At present, the clinical relevance of our findings is unknown. BN is known to stimulate contraction of the colonic muscles. The low expression of BN receptors in the intestinal muscles of patients with CD may protect the patient against enhanced motility. Alternatively, the decrease in BN receptors may delay intestinal healing because rat studies have shown that the administration of BN protects against TNBS induced intestinal inflammation.

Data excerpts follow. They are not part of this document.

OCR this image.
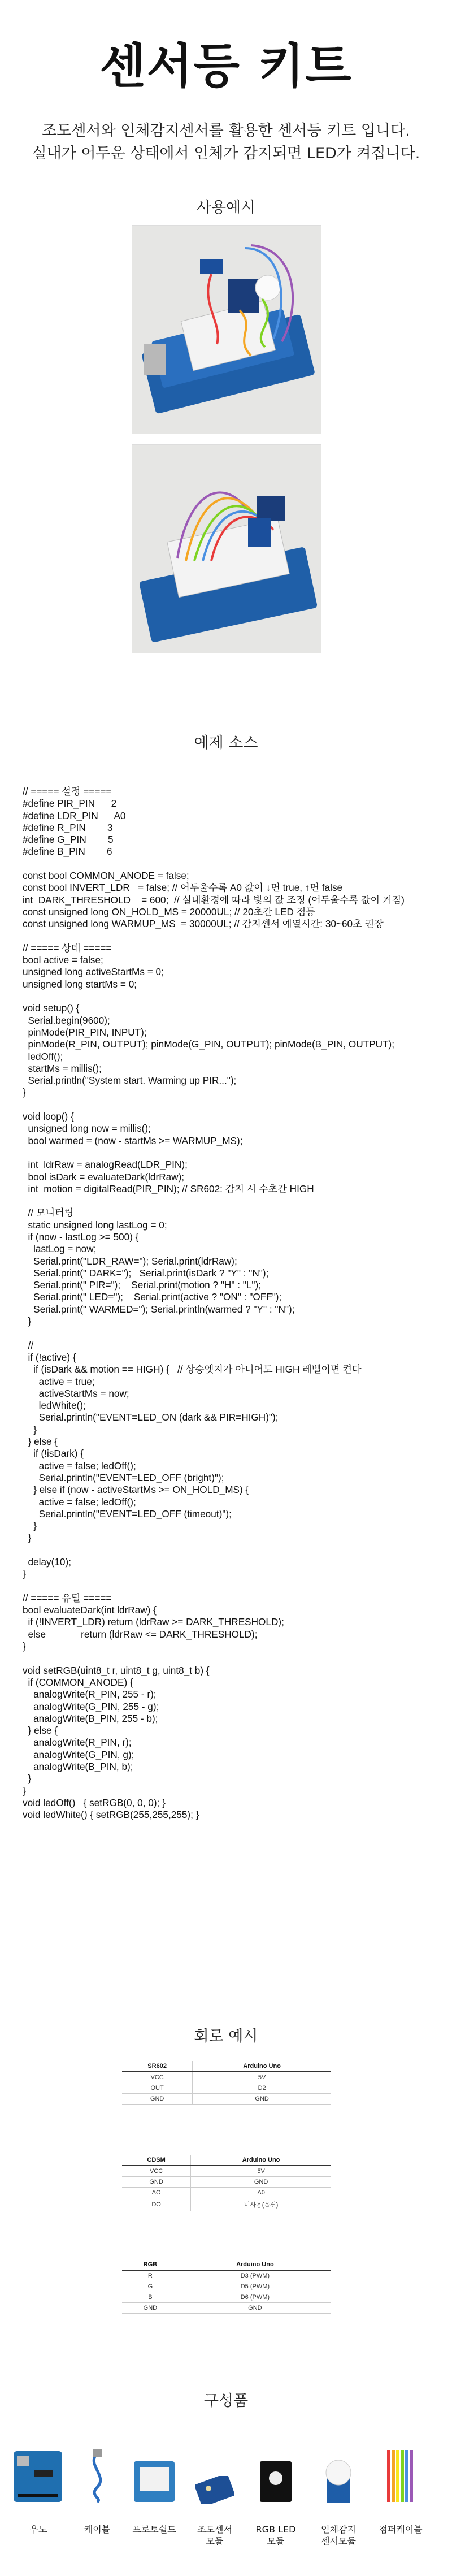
센서등 키트
조도센서와 인체감지센서를 활용한 센서등 키트 입니다.
실내가 어두운 상태에서 인체가 감지되면 LED가 켜집니다.
사용예시
예제 소스
// ===== 설정 =====
#define PIR_PIN      2
#define LDR_PIN      A0
#define R_PIN        3
#define G_PIN        5
#define B_PIN        6

const bool COMMON_ANODE = false;
const bool INVERT_LDR   = false; // 어두울수록 A0 값이 ↓면 true, ↑면 false
int  DARK_THRESHOLD    = 600;  // 실내환경에 따라 빛의 값 조정 (어두울수록 값이 커짐)
const unsigned long ON_HOLD_MS = 20000UL; // 20초간 LED 점등
const unsigned long WARMUP_MS  = 30000UL; // 감지센서 예열시간: 30~60초 권장

// ===== 상태 =====
bool active = false;
unsigned long activeStartMs = 0;
unsigned long startMs = 0;

void setup() {
Serial.begin(9600);
pinMode(PIR_PIN, INPUT);
pinMode(R_PIN, OUTPUT); pinMode(G_PIN, OUTPUT); pinMode(B_PIN, OUTPUT);
ledOff();
startMs = millis();
Serial.println("System start. Warming up PIR...");
}

void loop() {
unsigned long now = millis();
bool warmed = (now - startMs >= WARMUP_MS);

int  ldrRaw = analogRead(LDR_PIN);
bool isDark = evaluateDark(ldrRaw);
int  motion = digitalRead(PIR_PIN); // SR602: 감지 시 수초간 HIGH

// 모니터링
static unsigned long lastLog = 0;
if (now - lastLog >= 500) {
lastLog = now;
Serial.print("LDR_RAW="); Serial.print(ldrRaw);
Serial.print(" DARK=");   Serial.print(isDark ? "Y" : "N");
Serial.print(" PIR=");    Serial.print(motion ? "H" : "L");
Serial.print(" LED=");    Serial.print(active ? "ON" : "OFF");
Serial.print(" WARMED="); Serial.println(warmed ? "Y" : "N");
}

//
if (!active) {
if (isDark && motion == HIGH) {   // 상승엣지가 아니어도 HIGH 레벨이면 켠다
active = true;
activeStartMs = now;
ledWhite();
Serial.println("EVENT=LED_ON (dark && PIR=HIGH)");
}
} else {
if (!isDark) {
active = false; ledOff();
Serial.println("EVENT=LED_OFF (bright)");
} else if (now - activeStartMs >= ON_HOLD_MS) {
active = false; ledOff();
Serial.println("EVENT=LED_OFF (timeout)");
}
}

delay(10);
}

// ===== 유틸 =====
bool evaluateDark(int ldrRaw) {
if (!INVERT_LDR) return (ldrRaw >= DARK_THRESHOLD);
else             return (ldrRaw <= DARK_THRESHOLD);
}

void setRGB(uint8_t r, uint8_t g, uint8_t b) {
if (COMMON_ANODE) {
analogWrite(R_PIN, 255 - r);
analogWrite(G_PIN, 255 - g);
analogWrite(B_PIN, 255 - b);
} else {
analogWrite(R_PIN, r);
analogWrite(G_PIN, g);
analogWrite(B_PIN, b);
}
}
void ledOff()   { setRGB(0, 0, 0); }
void ledWhite() { setRGB(255,255,255); }
회로 예시
SR602	Arduino Uno
VCC	5V
OUT	D2
GND	GND
CDSM	Arduino Uno
VCC	5V
GND	GND
AO	A0
DO	미사용(옵션)
RGB	Arduino Uno
R	D3 (PWM)
G	D5 (PWM)
B	D6 (PWM)
GND	GND
구성품
우노	케이블	프로토쉴드	조도센서
모듈
RGB LED
모듈
인체감지
센서모듈
점퍼케이블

Our study does not allow us to draw conclusions about the potential beneficial effects of BN administration or blocking of the BN receptors in CD. Diagnostically, the difference between BN receptors in the colon of CD and UC may be useful for the differentiation between the two diseases—for example, by in vivo receptor scintigraphy.

In conclusion, in the human colon and ileum the only BN receptor found is the GRP receptor. The highest expression is seen in longitudinal muscle and the myenteric plexus of the colon. This expression was decreased in inflamed and non-inflamed colon of patients with CD, but not in patients with UC, when compared with normal colon from controls.